Welcome to day two of the Think Kit blogging challenge. Today's prompt was to conduct a poll, which I hastily threw together around 4 p.m. this afternoon after forgetting to post the information on Facebook for about six solid hours. Because I'm feeling all navel-gazey and spend too much time wondering what other people think about me, I asked my Facebook friends the following:
Of the following career choices, which path could you see me pursuing?
- Clergy/religious work
- Healer/medical (doctor, dentist, chiropractor, reflexologist, etc.)

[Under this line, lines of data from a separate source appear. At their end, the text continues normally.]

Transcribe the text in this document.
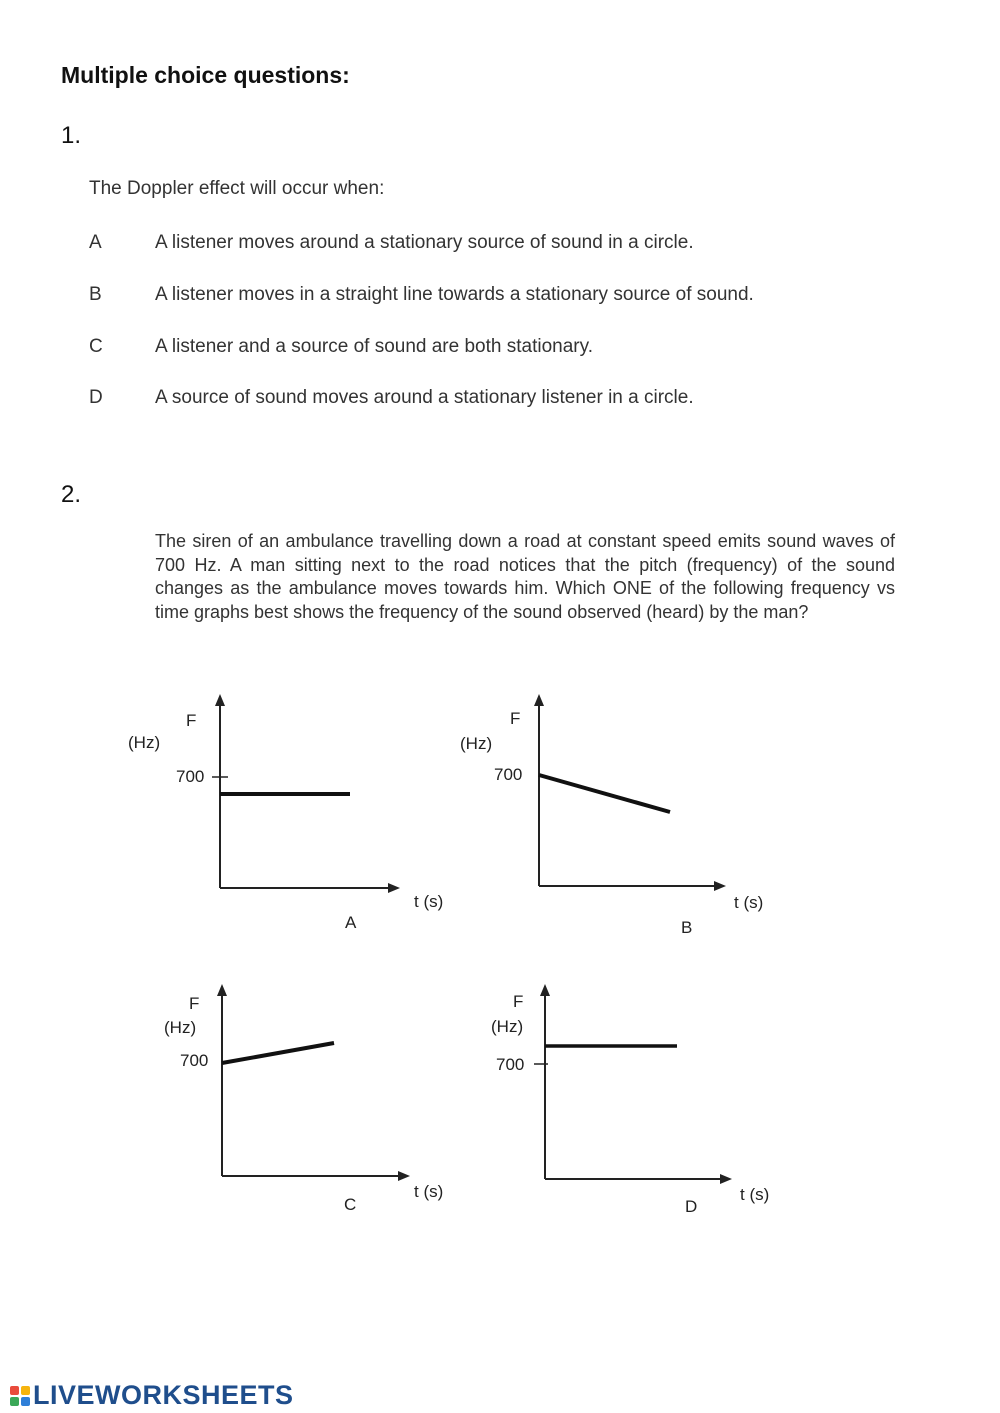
Multiple choice questions:
1.
The Doppler effect will occur when:
A	A listener moves around a stationary source of sound in a circle.
B	A listener moves in a straight line towards a stationary source of sound.
C	A listener and a source of sound are both stationary.
D	A source of sound moves around a stationary listener in a circle.
2.
The siren of an ambulance travelling down a road at constant speed emits sound waves of 700 Hz. A man sitting next to the road notices that the pitch (frequency) of the sound changes as the ambulance moves towards him. Which ONE of the following frequency vs time graphs best shows the frequency of the sound observed (heard) by the man?
F
(Hz)
700
t (s)
A
F
(Hz)
700
t (s)
B
F
(Hz)
700
t (s)
C
F
(Hz)
700
t (s)
D
LIVEWORKSHEETS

- Psychologist/psychiatrist/counselor/social worker
- Childcare/early childhood development
(I'm going to write a story about this car, its license plate, and its owner someday and it will be delicious.)
Back to the poll.
I received 15 responses -- 13 women and two men. Six people chose the psychologist option, and the remaining nine people were evenly divided between teacher, healer, and clergy person. The two men who responded both chose clergy, which means something (maybe) that I can't yet wrap my mind around. It's the only career I've never considered pursuing.
I initially went to college after I graduated from high school in 1991. The next 18 months were laid to waste as I learned to drink, play euchre, chain smoke, and not exactly attend the classes I'd registered for. Not many, anyway. After my now-alma mater politely asked me to GTFO, I spun my wheels in retail jobs and halfhearted attempts at continuing my education. I wasn't successful until I came back to school in 1999, at which point I lit up Cavanaugh Hall with my need to excel and do all the things. It was a difficult but wonderful time in my life, complete with honors and awards, life-changing experiences as a tutor in the university's writing center, and lots of red wine.
Between 1999 and today, practically, I have pursued, to varying degrees, the other careers on the INFJ list. I tried to get hired to teach English Comp but wasn't eligible without an M.A. I considered med school well into my mid-30s (as well as massage therapist, occupational therapist, nurse practitioner, and medical assistant). When I was seeing a therapist, I thought a lot about becoming some kind of counselor. I actually worked in the childcare field for a while when I was the office assistant for a teen parenting program. Not entirely related, but sorta.
What this poll reveals to me is that I have:
(a) a lot of interests
(b) no idea who I am or what I want to be
(c) multiple personalities who've yet to name themselves.
When I think about my future -- that is, my next job -- I struggle to picture exactly what it will be. None of the above careers really seize my interest for longer than a few days or, at best, a couple weeks. Of course, it's not an exhaustive list. I might just grow up to be an Alaskan pig farmer who telecommutes to Jupiter, or I could join Ferris and become a fry cook on Venus. The thought that I can do just about anything is simultaneously thrilling and terrifying. The desperate part of my brain that has settled for 'good enough for now' in the past keeps screaming at me to continue pursuing writing and making art, which are valiant professions that currently pay me nothing.
Maybe I should give that priest thing a try.